A 1ª Procuradoria de Justiça Militar ofereceu denúncia contra 12 militares envolvidos na ação que resultou na morte de duas pessoas e deixou uma ferida, no dia 7 de abril, no bairro de Guadalupe, próximo à Vila Militar, na capital fluminense. Durante a ocorrência, os oficiais do Exército abriram fogo contra o carro de uma […]

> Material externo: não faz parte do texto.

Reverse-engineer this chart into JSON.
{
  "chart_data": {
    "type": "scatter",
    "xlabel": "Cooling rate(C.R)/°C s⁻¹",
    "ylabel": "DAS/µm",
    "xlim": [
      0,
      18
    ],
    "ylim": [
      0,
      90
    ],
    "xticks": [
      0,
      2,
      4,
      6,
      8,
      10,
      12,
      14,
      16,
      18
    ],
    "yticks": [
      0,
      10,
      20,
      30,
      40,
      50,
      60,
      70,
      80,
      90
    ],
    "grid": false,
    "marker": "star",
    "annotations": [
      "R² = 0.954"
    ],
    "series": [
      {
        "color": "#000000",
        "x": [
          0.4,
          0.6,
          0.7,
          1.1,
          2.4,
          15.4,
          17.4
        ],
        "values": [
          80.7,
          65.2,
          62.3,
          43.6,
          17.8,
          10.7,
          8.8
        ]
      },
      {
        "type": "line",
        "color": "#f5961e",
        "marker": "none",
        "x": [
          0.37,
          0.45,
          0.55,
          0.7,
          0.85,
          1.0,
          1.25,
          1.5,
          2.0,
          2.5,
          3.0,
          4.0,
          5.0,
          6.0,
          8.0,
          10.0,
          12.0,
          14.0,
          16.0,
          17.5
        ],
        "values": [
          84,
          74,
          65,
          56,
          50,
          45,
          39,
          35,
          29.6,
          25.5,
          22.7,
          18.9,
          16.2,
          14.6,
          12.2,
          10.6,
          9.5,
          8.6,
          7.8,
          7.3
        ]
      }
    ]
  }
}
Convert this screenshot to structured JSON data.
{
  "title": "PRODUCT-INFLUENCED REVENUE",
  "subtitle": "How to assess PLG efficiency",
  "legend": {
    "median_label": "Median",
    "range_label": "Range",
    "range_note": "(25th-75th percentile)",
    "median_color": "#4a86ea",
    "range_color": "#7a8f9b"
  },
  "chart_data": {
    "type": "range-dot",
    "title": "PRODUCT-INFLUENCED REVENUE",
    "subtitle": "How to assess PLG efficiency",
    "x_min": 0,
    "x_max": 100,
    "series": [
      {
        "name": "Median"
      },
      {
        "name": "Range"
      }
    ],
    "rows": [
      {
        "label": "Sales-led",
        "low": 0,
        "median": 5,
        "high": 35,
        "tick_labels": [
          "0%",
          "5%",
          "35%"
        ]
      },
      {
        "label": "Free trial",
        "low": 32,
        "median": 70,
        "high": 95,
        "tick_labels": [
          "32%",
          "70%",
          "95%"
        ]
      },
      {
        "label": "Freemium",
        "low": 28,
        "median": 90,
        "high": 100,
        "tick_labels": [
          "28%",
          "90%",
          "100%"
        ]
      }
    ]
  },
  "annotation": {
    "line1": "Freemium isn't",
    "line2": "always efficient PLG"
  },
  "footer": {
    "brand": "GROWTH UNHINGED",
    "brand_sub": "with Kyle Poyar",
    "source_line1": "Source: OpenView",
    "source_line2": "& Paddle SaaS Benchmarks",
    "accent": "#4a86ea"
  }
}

Procuradoria Militar denuncia 12 envolvidos em caso de fuzilamento de veículo no Rio de Janeiro
Carro foi fuzilado por militares do Exército no Rio de Janeiro

A 1ª Procuradoria de Justiça Militar ofereceu denúncia contra 12 militares envolvidos na ação que resultou na morte de duas pessoas e deixou uma ferida, no dia 7 de abril, no bairro de Guadalupe, próximo à Vila Militar, na capital fluminense. Durante a ocorrência, os oficiais do Exército abriram fogo contra o carro de uma família e dispararam, pelo menos, 80 tiros contra o veículo. Na ocasião, morreu o músico Evaldo Rosa dos Santos e foi baleado o catador Luciano Macedo, atingido ao tentar ajudar a primeira vítima. Macedo acabou morrendo dias depois. Os militares disseram ter pensado que se tratava de um automóvel semelhante conduzido por criminosos.

“Os militares, um 2º tenente, um 3º sargento, dois cabos e oito soldados, foram denunciados pela prática dos crimes de duplo homicídio qualificado e tentativa de homicídio, previsto no art. 205, § ; 2º, III, do Código Penal Militar e omissão de socorro, descrito no art. 135, do Código Penal Comum”, informou a procuradoria, em nota divulgada nesta sexta-feira, 10.

Segundo o órgão, “a tropa estava em trânsito, quando foi avisada do roubo que acontecia logo à frente”. “Ao chegarem ao local do fato e encontrarem os criminosos, os militares efetuaram disparos de fuzil e pistola. Os autores do roubo empreenderam fuga em dois veículos, um Honda City roubado e um Ford Ka branco que utilizavam para o crime”.

Ainda de acordo com a procuradoria, “os militares, que perseguiam os autores do roubo, chegaram em seguida e se depararam com um veículo com características semelhantes ao usado na fuga, um Ford Ka branco parado. Supondo tratar-se dos autores do roubo do Honda City, o tenente e, na sequência, os demais denunciados deflagraram disparos de fuzil e de pistola contra o veículo e contra Luciano Macedo, que ainda correu em direção ao Minhocão, mais foi alvejado no braço direito e nas costas”.

No texto divulgado nesta sexta-feira, a procuradoria afirma que, “após o reconhecimento do local e constatados os feridos, os militares não prestaram socorro imediato às vítimas”. A procuradoria informa ainda que, “segundo levantamento realizado pela Polícia Judiciária Militar, naquela tarde de 7 de abril de 2019, considerando o primeiro e o segundo fatos, os denunciados dispararam 257 tiros de fuzil e de pistola. Já com as vítimas não foram encontradas armas ou outros objetos de crime”.